Объявили следующий номер – отрывок из спектакля «Сирано де Бержерак». Там играла Цецилия Львовна. Когда мы по приезде в Омск жили в школе, она казалась мне пожилой. А сейчас на сцене она выглядела молодой и очень красивой. Она ходила в длинном, переливающемся платье и говорила стихами нараспев.

– Наверно, это твоя мама? – наклонившись ко мне, спросил сосед.

Мне очень захотелось ответить, что да, это моя мама. На минуту стало обидно, что моя мама совсем не похожа на прекрасную Роксану. Я-то знала, что моя мама все равно самая хорошая, я бы ее ни на какую другую маму не променяла. Но раненый этого не знает, он судит по внешности, а внешность у мамы самая обыкновенная. Она и на артистку не похожа – маленькая, со вздернутым носиком, с тонкими светлыми косичками, уложенными сзади корзиночкой. И голос у мамы не певучий, а тоже обыкновенный. Но раненый, наверно, думает, что все артистки красавицы.

– Нет, – со вздохом ответила я, – это тоже не моя мама.

Отрывок закончился, все опять захлопали, закричали «бис» и «браво», а те раненые, у которых были забинтованы руки, стучали по полу ногами. Артисты раз пять выходили кланяться, а потом Цецилия Львовна подошла к самому краю сцены, низко поклонилась и сказала «спасибо». И тогда зал еще сильнее захлопал и затих только тогда, когда на сцену вышел артист, объявлявший программу, и поднял руку.
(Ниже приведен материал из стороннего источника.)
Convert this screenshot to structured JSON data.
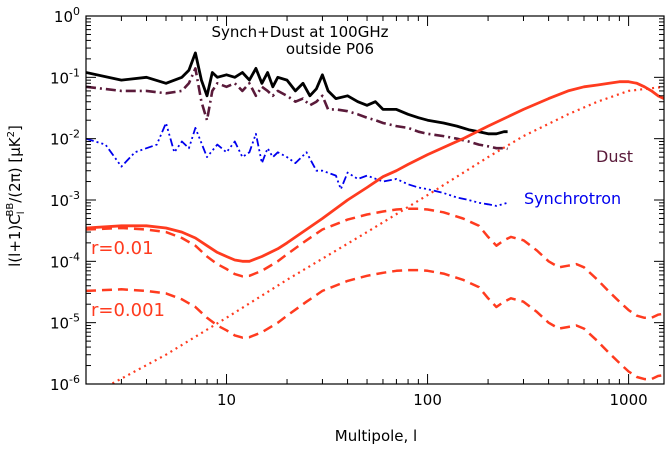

– А сейчас будет исполнена одноактная комедия «Бом-бом, тили-бом»! – объявил этот артист.

Я так огорчилась, что чуть не заплакала. Надо же такому случиться! Я опустила голову и решила не смотреть на сцену.

Но занавес раскрылся, и я не выдержала, стала смотреть.

Мама сидела за столом перед самоваром и пила чай. Она прихлебывала, звучно откусывала сахар, утирала пот и ехидным голосом рассказывала своему соседу, как она обрезала электрические провода у квартиранта с первого этажа за то, что он перерасходовал лимит. Эта противная тетка ничуть не была похожа на мою маму, и я решила: если сосед опять спросит – ни за что не признаюсь.

Но сосед не спрашивал. Он, видно, забыл про меня. Он смотрел на сцену и смеялся. И все в зале смеялись, глядя на маму.

Стоило маме произнести фразу, как зал тут же начинал хохотать.

Пришел квартирант с первого этажа, тот самый, у которого управдомша перерезала электрические провода. Он просил починить провода, а управдомша повернулась к нему спиной, повесила через плечо противогаз и стала ворчать, что вот, слабые интеллигентные женщины, вроде нее, дежурят на крыше, тушат зажигалки, а некоторые здоровые мужчины отсиживаются в тылу и жгут электричество. Мама со своим грубым хриплым голосом, красным носом и резкими жестами до того была в эти минуты не похожа на слабую интеллигентную женщину, что зал опять разразился хохотом.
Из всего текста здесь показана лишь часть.